There are metallic tinges to the music of Maremotus, but not enough that I personally feel the post-metal tag that appears on their Bandcamp page is appropriate. Then again, the edges of the post-world have always been very blurry to me, so those better versed in these styles may well have a different opinion. But for me, the hints of metal are not so much post-metal but prog metal, and I often hear passages where I could make comparisons to the music of Tool. I’m assuming this is a debut, and it shows a lot of potential for the band. This is by no means a great album, but it’s a very good one, and I think the band will only make better ones in the future.
This is one of the latest Spanish albums to be released in 2020, and easily one of the most impressive. The band describe themselves as Mediterranean Psych Rock, and I guess that is as good a label as any. It’s rock, and it’s psych, but it’s almost completely free of Western stereotypes. The band claim to flee from formula, and never become complacent about cliché. They certainly draw from an expansive sound library, and their use of non-Western instruments, rhythms, melodies and textures certainly sets them apart. Not just apart from music of the West, but also that which most people might think of as “world music”. As an example, 3,14’s Bombyx Mori is one of my favourite albums from 2020, drawing from the intersection of West and East yet still would never be mistaken for a rock album. Quemar Las Naves, on the other hand, undeniably rocks.

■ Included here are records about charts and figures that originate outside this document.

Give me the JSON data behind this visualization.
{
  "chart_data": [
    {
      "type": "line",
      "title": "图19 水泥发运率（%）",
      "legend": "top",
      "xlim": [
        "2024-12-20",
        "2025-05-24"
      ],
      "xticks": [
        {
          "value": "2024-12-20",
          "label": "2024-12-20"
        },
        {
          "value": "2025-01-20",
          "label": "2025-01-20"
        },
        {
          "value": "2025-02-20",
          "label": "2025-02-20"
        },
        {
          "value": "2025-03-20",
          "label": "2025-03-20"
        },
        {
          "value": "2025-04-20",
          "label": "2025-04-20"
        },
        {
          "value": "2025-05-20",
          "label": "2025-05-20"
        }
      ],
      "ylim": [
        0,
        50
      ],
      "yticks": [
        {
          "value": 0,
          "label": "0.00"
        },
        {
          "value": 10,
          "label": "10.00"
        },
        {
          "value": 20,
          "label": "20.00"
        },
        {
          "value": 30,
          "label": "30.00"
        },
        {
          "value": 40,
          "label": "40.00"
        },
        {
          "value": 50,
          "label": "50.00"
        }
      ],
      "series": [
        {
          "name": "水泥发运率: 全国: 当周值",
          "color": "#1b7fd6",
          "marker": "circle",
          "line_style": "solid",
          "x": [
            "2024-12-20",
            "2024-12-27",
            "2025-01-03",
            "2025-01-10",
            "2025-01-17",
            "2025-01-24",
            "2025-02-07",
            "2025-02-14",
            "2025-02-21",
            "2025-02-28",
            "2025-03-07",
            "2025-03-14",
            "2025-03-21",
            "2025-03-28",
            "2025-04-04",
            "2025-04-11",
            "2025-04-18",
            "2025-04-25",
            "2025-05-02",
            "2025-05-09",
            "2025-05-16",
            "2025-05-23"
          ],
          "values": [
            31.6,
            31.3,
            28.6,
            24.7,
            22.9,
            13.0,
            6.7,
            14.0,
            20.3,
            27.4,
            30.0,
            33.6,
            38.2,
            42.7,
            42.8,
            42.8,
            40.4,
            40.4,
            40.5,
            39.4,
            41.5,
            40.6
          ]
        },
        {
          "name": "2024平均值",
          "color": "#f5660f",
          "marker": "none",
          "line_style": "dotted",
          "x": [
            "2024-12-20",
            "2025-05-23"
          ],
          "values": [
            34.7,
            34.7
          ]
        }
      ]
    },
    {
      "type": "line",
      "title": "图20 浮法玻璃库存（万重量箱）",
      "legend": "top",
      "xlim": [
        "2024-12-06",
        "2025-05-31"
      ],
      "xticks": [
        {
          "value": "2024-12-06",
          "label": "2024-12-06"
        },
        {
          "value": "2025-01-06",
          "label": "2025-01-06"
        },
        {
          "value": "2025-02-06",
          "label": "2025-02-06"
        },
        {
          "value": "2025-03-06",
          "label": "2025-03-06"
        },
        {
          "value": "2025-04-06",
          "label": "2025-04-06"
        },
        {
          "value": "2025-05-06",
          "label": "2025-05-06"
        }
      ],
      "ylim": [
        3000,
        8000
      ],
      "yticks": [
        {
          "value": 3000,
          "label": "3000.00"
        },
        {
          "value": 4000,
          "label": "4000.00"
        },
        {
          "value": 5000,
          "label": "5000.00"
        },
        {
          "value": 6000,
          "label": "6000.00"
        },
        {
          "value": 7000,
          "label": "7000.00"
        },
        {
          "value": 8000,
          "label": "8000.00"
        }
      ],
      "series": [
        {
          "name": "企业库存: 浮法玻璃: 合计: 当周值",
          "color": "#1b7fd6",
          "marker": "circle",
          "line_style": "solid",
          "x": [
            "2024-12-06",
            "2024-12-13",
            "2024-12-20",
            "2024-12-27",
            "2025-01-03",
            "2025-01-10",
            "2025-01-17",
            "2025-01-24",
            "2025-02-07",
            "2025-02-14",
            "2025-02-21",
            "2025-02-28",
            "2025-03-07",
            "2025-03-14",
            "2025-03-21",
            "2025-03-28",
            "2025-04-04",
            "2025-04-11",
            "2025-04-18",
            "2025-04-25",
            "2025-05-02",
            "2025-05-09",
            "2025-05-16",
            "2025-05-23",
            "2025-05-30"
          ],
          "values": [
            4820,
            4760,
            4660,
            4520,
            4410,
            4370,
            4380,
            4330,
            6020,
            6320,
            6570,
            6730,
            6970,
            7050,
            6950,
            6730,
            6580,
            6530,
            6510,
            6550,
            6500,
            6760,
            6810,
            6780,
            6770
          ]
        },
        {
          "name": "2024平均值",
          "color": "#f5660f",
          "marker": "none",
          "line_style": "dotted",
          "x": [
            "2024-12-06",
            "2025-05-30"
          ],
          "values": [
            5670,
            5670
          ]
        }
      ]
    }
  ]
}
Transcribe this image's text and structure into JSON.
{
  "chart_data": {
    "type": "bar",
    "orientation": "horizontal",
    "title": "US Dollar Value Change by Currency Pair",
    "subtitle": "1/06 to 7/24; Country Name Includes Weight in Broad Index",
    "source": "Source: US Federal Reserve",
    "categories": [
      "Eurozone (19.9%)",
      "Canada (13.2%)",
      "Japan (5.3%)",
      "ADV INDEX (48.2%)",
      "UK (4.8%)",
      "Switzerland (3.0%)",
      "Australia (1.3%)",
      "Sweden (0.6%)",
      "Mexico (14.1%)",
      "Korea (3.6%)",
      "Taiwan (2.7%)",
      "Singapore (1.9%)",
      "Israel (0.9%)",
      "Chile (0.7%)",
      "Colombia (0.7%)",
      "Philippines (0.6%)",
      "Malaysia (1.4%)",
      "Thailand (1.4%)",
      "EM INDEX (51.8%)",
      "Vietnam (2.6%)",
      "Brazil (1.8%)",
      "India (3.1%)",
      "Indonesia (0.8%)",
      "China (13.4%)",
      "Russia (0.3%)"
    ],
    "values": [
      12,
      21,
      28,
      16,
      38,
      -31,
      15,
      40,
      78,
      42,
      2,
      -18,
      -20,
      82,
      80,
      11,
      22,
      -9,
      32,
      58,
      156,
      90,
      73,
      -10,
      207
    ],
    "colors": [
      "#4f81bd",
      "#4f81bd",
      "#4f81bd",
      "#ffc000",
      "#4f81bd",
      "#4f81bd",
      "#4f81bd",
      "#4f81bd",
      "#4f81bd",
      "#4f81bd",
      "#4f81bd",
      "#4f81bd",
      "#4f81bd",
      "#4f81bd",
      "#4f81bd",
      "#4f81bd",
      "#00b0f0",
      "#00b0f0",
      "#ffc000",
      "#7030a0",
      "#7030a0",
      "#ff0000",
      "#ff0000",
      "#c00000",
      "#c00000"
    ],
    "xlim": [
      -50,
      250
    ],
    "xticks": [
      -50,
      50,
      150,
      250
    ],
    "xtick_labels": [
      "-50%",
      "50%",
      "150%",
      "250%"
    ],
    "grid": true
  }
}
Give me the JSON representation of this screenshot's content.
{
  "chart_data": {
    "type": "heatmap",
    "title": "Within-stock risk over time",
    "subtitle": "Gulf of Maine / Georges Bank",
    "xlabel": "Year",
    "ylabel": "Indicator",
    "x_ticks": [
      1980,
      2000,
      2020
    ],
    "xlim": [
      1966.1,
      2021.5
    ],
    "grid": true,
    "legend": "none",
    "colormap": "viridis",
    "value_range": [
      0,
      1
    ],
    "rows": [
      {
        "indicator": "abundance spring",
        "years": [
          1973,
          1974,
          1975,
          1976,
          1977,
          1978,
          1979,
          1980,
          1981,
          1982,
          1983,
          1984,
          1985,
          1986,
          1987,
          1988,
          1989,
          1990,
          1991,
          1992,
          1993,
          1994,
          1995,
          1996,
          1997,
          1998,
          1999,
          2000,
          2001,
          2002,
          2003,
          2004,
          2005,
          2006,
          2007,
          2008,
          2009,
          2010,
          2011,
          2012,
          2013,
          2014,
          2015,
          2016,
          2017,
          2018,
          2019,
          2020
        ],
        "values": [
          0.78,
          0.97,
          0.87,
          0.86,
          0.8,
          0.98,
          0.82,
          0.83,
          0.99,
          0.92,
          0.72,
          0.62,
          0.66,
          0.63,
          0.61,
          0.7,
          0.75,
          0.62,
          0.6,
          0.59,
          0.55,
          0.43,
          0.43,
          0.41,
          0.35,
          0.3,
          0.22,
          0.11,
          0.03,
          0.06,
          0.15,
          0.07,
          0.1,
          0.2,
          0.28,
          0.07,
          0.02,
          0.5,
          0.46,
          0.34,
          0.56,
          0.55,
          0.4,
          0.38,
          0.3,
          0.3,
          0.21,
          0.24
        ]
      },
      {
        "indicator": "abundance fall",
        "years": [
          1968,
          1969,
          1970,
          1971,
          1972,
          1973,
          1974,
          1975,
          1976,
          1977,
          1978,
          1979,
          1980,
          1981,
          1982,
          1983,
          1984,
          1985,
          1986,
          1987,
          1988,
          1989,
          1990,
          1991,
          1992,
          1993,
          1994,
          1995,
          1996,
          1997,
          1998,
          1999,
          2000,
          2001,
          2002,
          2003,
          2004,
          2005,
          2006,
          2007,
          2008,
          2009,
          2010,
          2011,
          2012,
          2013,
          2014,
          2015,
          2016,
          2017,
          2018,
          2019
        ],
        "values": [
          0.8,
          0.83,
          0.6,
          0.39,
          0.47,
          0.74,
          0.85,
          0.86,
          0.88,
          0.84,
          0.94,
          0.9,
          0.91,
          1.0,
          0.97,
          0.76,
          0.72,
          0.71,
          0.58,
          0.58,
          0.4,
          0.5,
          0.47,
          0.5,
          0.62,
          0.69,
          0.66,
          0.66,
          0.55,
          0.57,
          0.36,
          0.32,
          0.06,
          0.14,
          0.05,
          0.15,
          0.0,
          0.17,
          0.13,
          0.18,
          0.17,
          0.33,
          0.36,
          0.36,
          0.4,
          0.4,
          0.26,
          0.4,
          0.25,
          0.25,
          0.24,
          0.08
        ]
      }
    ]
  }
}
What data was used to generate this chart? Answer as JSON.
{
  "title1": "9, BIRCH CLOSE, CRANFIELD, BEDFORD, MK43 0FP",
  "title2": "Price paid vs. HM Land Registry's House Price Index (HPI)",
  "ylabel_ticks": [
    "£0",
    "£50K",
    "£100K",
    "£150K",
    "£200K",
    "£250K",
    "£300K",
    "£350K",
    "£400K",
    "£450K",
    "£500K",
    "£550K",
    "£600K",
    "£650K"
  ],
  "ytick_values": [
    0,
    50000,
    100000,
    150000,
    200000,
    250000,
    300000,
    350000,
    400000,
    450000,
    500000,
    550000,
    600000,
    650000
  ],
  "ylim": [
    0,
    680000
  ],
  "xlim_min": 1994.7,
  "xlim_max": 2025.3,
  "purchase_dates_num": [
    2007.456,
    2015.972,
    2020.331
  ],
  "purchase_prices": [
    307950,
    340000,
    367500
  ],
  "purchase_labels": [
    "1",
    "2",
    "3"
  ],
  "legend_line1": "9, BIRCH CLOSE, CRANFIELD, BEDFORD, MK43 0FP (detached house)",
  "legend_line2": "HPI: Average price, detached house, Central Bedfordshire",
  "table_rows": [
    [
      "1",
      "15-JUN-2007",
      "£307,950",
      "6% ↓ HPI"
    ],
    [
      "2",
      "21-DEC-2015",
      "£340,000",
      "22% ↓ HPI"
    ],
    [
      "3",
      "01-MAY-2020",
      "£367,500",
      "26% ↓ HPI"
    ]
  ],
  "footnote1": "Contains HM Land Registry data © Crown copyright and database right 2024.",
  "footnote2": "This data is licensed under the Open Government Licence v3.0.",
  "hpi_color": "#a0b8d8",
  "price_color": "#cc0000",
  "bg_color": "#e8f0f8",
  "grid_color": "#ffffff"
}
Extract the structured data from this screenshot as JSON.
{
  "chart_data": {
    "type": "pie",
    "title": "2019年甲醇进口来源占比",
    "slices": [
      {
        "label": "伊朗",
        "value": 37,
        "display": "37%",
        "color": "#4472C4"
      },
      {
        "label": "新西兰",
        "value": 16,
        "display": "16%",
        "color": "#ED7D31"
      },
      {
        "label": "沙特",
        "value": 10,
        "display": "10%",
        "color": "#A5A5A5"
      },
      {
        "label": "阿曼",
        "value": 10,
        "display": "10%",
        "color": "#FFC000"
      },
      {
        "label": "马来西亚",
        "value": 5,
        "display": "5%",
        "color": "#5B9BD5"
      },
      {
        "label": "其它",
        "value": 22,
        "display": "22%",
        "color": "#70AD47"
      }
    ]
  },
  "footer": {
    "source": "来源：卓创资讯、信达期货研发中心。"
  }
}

This is an album to get people on their feet. It’s exhilarating and contagious in its fun and funk. This is music to get up and dance to, and the psychedelia is high. If the Ozrics extended their tentacles into the Mediterranean and Middle East they might jam out like this. But ironically, despite all I’ve said about not conforming to Western ideas, it is Arturo Pueyo’s playing of the bass clarinet and saxophone (two of my favourite instruments to hear in prog) that provide much of my enjoyment. When it comes down to it, there’s no point worrying about what comes from where, but rather just getting into the groove, and letting it carry you away.